Portraits of Recovery present: Apples & Other Fruit

Performed only once, Apples and Other Fruit is a live art performance in HOME’s gallery space presided over by high-wire avant-guardian and force of nature, David Hoyle, in collaboration with artist and makers Jackie Haynes, Another Adele, Justin Freeman and Greg Thorpe. This will be a night of laughter and bravery exploring non-linear journeys through recovery from substance use within the LGBT+ community and beyond. It’s anything but dry.

In the spirit of The Recoverist Manifesto, through poetry, performance, film, live art and installation, this encounter creates a frame for the traces of lived experience — thoughtful, angry and beautiful. Arrived at through a process of nomadic art making with ideas generated via trips to Southport, Platt Hall Gallery of Costume Gallery and Manchester’s Gay Village, a group of artists Recoverists and makers came together to confront the existing narratives of recovery and ask “what lies beyond?”.

50 years since the partial decriminalisation of Homosexuality, LGBT+ people are still at risk of criminalisation and a loss of freedom. The rising and current phenomenon of chemsex is a visible symptom of the underlying trauma. It’s time to act by ‘outing’ the community use of substance as far from the recreational norm. It’s time for transcendence, healthier forms of hedonism and alternatives to a greater social connectedness.

We want to tell a story, shine a light, blow away the myths and be proud. We want to generate new cultural possibilities for the emancipatory re-framing of addiction and recovery identities towards a truer collective freedom.

Apples and Other Fruit is a part of UNSEEN: Simultaneous Realities. A Portraits of Recovery project curated by Mark Prest and part of three visual and performance art commissions that explore the viability and desire for Greater Manchester, LGBT+, Disability and South Asian recovery communities to become more visible and better understood.

UNSEEN is delivered in partnership with the projects academic lead, visual anthropologist, Professor Amanda Ravetz from the Manchester School of Art at MMU.
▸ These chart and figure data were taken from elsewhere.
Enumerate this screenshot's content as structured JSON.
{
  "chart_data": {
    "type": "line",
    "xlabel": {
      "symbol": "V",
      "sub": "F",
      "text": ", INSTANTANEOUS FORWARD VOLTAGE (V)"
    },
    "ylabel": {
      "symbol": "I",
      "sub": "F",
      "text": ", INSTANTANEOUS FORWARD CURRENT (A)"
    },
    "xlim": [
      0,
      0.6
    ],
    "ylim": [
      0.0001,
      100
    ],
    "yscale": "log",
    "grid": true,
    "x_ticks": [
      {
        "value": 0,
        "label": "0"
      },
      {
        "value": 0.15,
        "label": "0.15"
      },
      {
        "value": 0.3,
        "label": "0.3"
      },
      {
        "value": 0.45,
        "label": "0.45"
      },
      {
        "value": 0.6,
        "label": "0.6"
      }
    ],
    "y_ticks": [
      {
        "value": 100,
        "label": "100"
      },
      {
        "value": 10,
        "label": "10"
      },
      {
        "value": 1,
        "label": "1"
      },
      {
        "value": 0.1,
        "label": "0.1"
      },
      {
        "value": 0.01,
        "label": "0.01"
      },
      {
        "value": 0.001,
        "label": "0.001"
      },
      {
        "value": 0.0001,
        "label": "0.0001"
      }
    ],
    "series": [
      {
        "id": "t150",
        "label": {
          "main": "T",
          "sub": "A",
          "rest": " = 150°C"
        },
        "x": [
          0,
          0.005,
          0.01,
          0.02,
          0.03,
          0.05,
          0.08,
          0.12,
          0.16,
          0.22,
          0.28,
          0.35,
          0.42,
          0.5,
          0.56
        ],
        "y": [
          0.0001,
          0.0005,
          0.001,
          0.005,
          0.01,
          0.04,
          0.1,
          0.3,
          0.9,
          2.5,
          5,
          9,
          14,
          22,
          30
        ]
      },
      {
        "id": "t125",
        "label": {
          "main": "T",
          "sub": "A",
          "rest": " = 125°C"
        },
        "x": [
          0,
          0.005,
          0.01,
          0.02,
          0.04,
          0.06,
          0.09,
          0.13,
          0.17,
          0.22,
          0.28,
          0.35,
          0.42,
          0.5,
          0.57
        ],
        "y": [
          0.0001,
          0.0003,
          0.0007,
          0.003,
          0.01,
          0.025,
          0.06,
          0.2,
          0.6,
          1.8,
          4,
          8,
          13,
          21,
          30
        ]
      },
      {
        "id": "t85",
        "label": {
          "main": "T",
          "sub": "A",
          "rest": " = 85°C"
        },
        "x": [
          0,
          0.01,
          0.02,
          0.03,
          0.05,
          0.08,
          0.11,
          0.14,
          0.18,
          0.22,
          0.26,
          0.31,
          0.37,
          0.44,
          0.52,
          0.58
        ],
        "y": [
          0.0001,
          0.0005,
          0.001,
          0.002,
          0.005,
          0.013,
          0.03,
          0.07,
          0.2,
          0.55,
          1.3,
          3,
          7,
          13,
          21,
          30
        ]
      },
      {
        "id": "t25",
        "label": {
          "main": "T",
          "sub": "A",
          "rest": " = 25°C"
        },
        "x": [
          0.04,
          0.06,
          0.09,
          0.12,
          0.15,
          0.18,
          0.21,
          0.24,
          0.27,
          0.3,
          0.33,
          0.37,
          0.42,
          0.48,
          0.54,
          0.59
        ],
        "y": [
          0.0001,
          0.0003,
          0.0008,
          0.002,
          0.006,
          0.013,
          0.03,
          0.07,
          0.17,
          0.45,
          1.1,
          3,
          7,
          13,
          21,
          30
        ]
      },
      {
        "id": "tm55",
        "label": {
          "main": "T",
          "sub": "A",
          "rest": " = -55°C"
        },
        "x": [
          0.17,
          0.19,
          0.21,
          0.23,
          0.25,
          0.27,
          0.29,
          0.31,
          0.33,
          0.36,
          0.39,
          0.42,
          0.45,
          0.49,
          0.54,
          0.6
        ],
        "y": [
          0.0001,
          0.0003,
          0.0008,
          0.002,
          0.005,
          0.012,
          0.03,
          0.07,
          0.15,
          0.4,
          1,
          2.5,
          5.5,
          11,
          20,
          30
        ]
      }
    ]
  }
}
UNSEEN is financially supported using public funding by the National Lottery through Arts Council England, the Cultural Capital Exchange – Exchange Programme and SUPERBIA, supporting LGBT+ cultural events as part of Manchester Pride’s commitment to cultural events happening all year round across Greater Manchester.

Portraits of Recovery are a Manchester based, international visual arts charity. Founded in 2011 by Mark Prest, the organisation’s work supports people and communities affected by and in recovery from substance use to open up new ways of knowing and looking at the subject by working with contemporary visual art and artists.